The Burn/Wound and Regenerative Medicine Laboratory has 3 main focuses:



  
1.  Heterotopic Ossification: Early diagnsosis and Prevention strategies

As many as 65% of our severely combat-injured service members will go on to develop heterotopic ossification (HO), a musculoskeletal disorder characterized by the formation of mature bone in soft tissues including muscle, tendon, ligaments and fascia. As a complication of trauma, HO presents the most important barrier to functional recovery and independence.Furthermore, over 60% of civilian major burn patients and over 50% of joint replacement surgery patients develop HO, with risks that only increase after subsequent operations.  The pervasive nature of HO extending across several tissue types suggests that treatment directed to a specific tissue may be ineffective, whereas therapy directed towards centrally acting pathways may be more effective.  Once bone forms around a joint, patients develop debilitating joint contractures and loss of mobility. Surgical excision of HO can be attempted to restore function, but patients with periarticular HO rarely regain complete range of motion, with contractures due to persistent or recurring HO.  Current medical strategies to prevent de novo or recurrent HO including glucocorticoids, bisphosphonates, and non-steroidal anti-inflammatory medications either have significant side effects and/or uncertain impact, possibly because they fail to target key pathways involved in HO formation.  In addition to effective therapies, methods of identifying potential HO patients prior to radiographic diagnosis are needed to target early intervention to a population that is likely to benefit.  Given the burden of HO disease in these populations, its high morbidity and suboptimal treatments, there is substantial need for early diagnosis and therapy to inhibit HO by targeting its causative processes.

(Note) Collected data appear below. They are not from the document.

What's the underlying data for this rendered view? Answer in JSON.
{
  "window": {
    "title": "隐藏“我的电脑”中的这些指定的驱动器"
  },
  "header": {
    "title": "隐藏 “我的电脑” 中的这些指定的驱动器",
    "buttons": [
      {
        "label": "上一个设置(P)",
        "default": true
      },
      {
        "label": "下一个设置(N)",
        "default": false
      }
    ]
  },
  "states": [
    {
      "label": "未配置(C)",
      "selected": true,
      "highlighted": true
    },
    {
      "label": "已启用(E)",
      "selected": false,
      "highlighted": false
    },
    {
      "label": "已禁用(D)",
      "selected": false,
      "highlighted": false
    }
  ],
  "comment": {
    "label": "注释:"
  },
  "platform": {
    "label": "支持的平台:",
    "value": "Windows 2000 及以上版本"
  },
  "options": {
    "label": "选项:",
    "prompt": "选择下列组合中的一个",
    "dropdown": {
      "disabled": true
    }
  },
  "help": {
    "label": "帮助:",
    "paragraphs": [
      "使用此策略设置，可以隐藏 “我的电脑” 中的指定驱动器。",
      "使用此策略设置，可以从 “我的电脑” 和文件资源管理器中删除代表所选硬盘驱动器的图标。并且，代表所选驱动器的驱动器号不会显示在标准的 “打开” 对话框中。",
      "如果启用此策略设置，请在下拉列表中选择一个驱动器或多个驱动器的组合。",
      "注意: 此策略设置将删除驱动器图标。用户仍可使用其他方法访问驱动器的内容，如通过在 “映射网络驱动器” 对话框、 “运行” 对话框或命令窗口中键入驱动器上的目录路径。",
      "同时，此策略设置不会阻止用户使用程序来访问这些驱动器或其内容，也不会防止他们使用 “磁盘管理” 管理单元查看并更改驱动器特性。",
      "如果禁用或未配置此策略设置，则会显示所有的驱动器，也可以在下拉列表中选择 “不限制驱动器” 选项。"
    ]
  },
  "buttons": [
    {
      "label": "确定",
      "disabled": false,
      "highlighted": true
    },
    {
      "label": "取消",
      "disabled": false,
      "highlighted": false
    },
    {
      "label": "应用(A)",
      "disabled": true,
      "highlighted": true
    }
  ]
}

2.  Bone Tissue Engineering
Alloplastic bone substitutes are prone to infection and inflammation, while autogenous bone grafts are limited in availability and create a donor-site defect. Thus, there is a significant need for readily available autogenous tissue which can aid in bone regeneration without resulting in a donor-site defect. The purpose of this study is to demonstrate the role of ALK2, a BMP type I receptor, as a novel target to 1) improve in vitro mesenchymal stem cell osteogenic differentiation and 2) enhance in vivo bone regeneration and calvarial healing.  












3.  Allograft Survival

Cadaveric allotransplantation offers a promising option for reconstruction in patients with extremity burns and mutilating trauma. However, rejection of transplanted tissues (e.g.skin, hand, or arm) presents a significant clinical barrier to allograft survival. Lymph nodes are a known site of alloantigen presentation, an important step in the development of rejection. The extremities are particularly amenable to interventions involving lymph nodes due to their consistent lymphatic drainage patterns. The goal of the proposed project is to target the sentinel lymph node basin as a method to delay or completely mitigate the immune rejection of an extremity allograft.  We will also characterize additional surgical and therapeutic measures which may further modulate this response.